Of the priniciple leaders causing trouble in Waziristan, one is Abdullah Mahsud, (real name: Noor Alam), a Guantanamo alumnist, who was inexplicably released by the American military in March 2004. Well, perhaps not "inexplicably". Mahsud had managed to conceal his Pakistani identity throughout his captivity and his assumed position was that of a "fighter" with the Taliban. He was released having offered nothing in the way of information. The truth is Abdullah Mahsud commands a large group of fighters - for al Qaeda. Mahsud is now on Pakistan's "wanted dead or alive" list.

While Lt. General Hussain claims to be on a relentless hunt for Mahsud, his actions indicate otherwise. When tribesmen in Waziristan were caught sheltering al Qaeda terrorists in April 2004, Hussain flew into their village and granted them clemency. One of them was jihadi Nek Mohammed who, shortly after the meeting, vowed to continue his support of the Taliban and al Qaeda. Hussain, in November 2004, met with Abdullah Mahsud in Hussain's Jandola Fort. Hussain has been accused by both the US commander in Afghanistan and the opposition leader in Pakistan of using the Pakistani army to train the Taliban for re-infiltration into Afghanistan. Indeed, since Hussain's arrival in the Waziristan region the Taliban, once reduced to remnants has re-emerged as a force. And, there have always been questions about the fact that the Pakistani army failed to seal the escape routes from Tora Bora during the attack on al Qaeda's main encampment.

It would be a stretch to presume that General Pervez Musharraf, Pakistan's president, was not aware or perhaps even implicit in Safdar Hussain's activities. When the US asked that Hussain be replaced Musharraf brushed off the idea.

One could go further back. The operation on Tora Bora was botched by Centcom commander, General Tommy Franks. Franks relied on Afghan war-lords to run down al Qaeda in Tora Bora despite having been informed by his own intelligence officers that the war-lords were untrustworthy; something which turned out to be accurate. The small American, British and Australian special forces units in the Tora Bora range were ordered to wait for the war-lords, even though they were within striking distance of the al Qaeda encampments. With the back door left open by the Pakistanis, al Qaeda escaped into Waziristan - and they've yet to be extricated.

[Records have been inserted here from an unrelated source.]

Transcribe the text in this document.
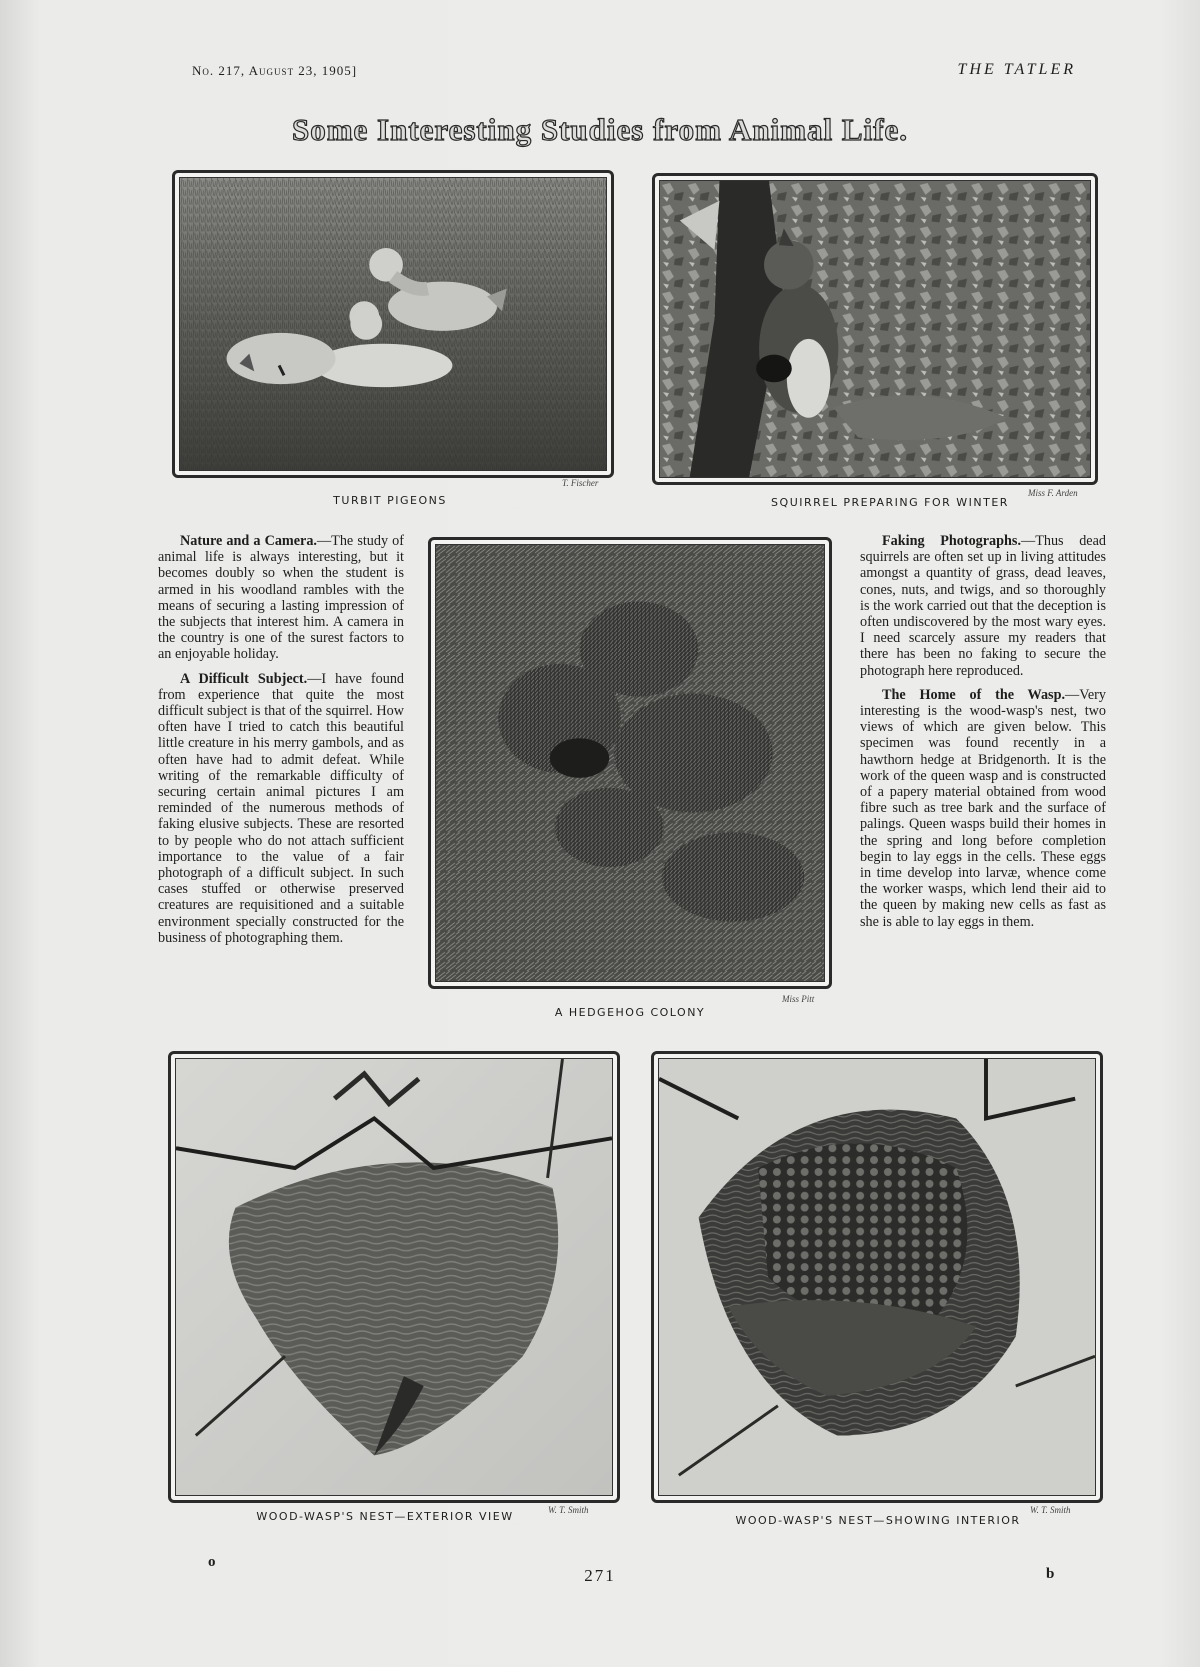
No. 217, August 23, 1905]	THE TATLER
Some Interesting Studies from Animal Life.
T. Fischer
TURBIT PIGEONS
Miss F. Arden
SQUIRREL PREPARING FOR WINTER

Nature and a Camera.—The study of animal life is always interesting, but it becomes doubly so when the student is armed in his woodland rambles with the means of securing a lasting impression of the subjects that interest him. A camera in the country is one of the surest factors to an enjoyable holiday.

A Difficult Subject.—I have found from experience that quite the most difficult subject is that of the squirrel. How often have I tried to catch this beautiful little creature in his merry gambols, and as often have had to admit defeat. While writing of the remarkable difficulty of securing certain animal pictures I am reminded of the numerous methods of faking elusive subjects. These are resorted to by people who do not attach sufficient importance to the value of a fair photograph of a difficult subject. In such cases stuffed or otherwise preserved creatures are requisitioned and a suitable environment specially constructed for the business of photographing them.

Miss Pitt
A HEDGEHOG COLONY

Faking Photographs.—Thus dead squirrels are often set up in living attitudes amongst a quantity of grass, dead leaves, cones, nuts, and twigs, and so thoroughly is the work carried out that the deception is often undiscovered by the most wary eyes. I need scarcely assure my readers that there has been no faking to secure the photograph here reproduced.

The Home of the Wasp.—Very interesting is the wood-wasp's nest, two views of which are given below. This specimen was found recently in a hawthorn hedge at Bridgenorth. It is the work of the queen wasp and is constructed of a papery material obtained from wood fibre such as tree bark and the surface of palings. Queen wasps build their homes in the spring and long before completion begin to lay eggs in the cells. These eggs in time develop into larvæ, whence come the worker wasps, which lend their aid to the queen by making new cells as fast as she is able to lay eggs in them.

W. T. Smith
WOOD-WASP'S NEST—EXTERIOR VIEW	W. T. Smith
WOOD-WASP'S NEST—SHOWING INTERIOR
o
271	b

Another part of the problem is that the force that went into Afghanistan was too small and was reduced too quickly. Bush's and Blair's headlong rush to invade Iraq pillaged the US and UK forces of vital reserves which were needed to secure Afghanistan, allowing elements of the Taliban to continue to operate in the south.

Frustrated at the failure of Pakistan to neutralize or capture al Qaeda and the Taliban in Waziristan, Rumsfeld has resorted to a tactic which has served to do nothing if not antagonize an otherwise benign population. He's bombing them. Never one to use the right number of troops on the ground, Rumsfeld defaults to techno-war and air strikes. Results have been less than spectacular. While few al Qaeda terrorists have been killed, tribesmen, angered by US strikes and Pakistani army disregard for their safety, have started to accept Taliban rule and an alliance with al Qaeda.

NATO troops, including Canadian, British, Dutch, Danes, Estonians and an attached Australian force, in Helmand and Kandahar provinces are now under increased risk of attack. The four Provincial Reconstruction Team bases are on a direct line out of Tora Bora. Instead of being able to expand Afghan government control, which is their role, to areas outside Kabul, they will end up having to defend against the rebuilt forces of both the Taliban and al Qaeda. All thanks to Rumsfeld's interference resulting in a botched initial attack on al Qaeda and a subsequent reliance on a wholly untrustworthy ally in Pakistan.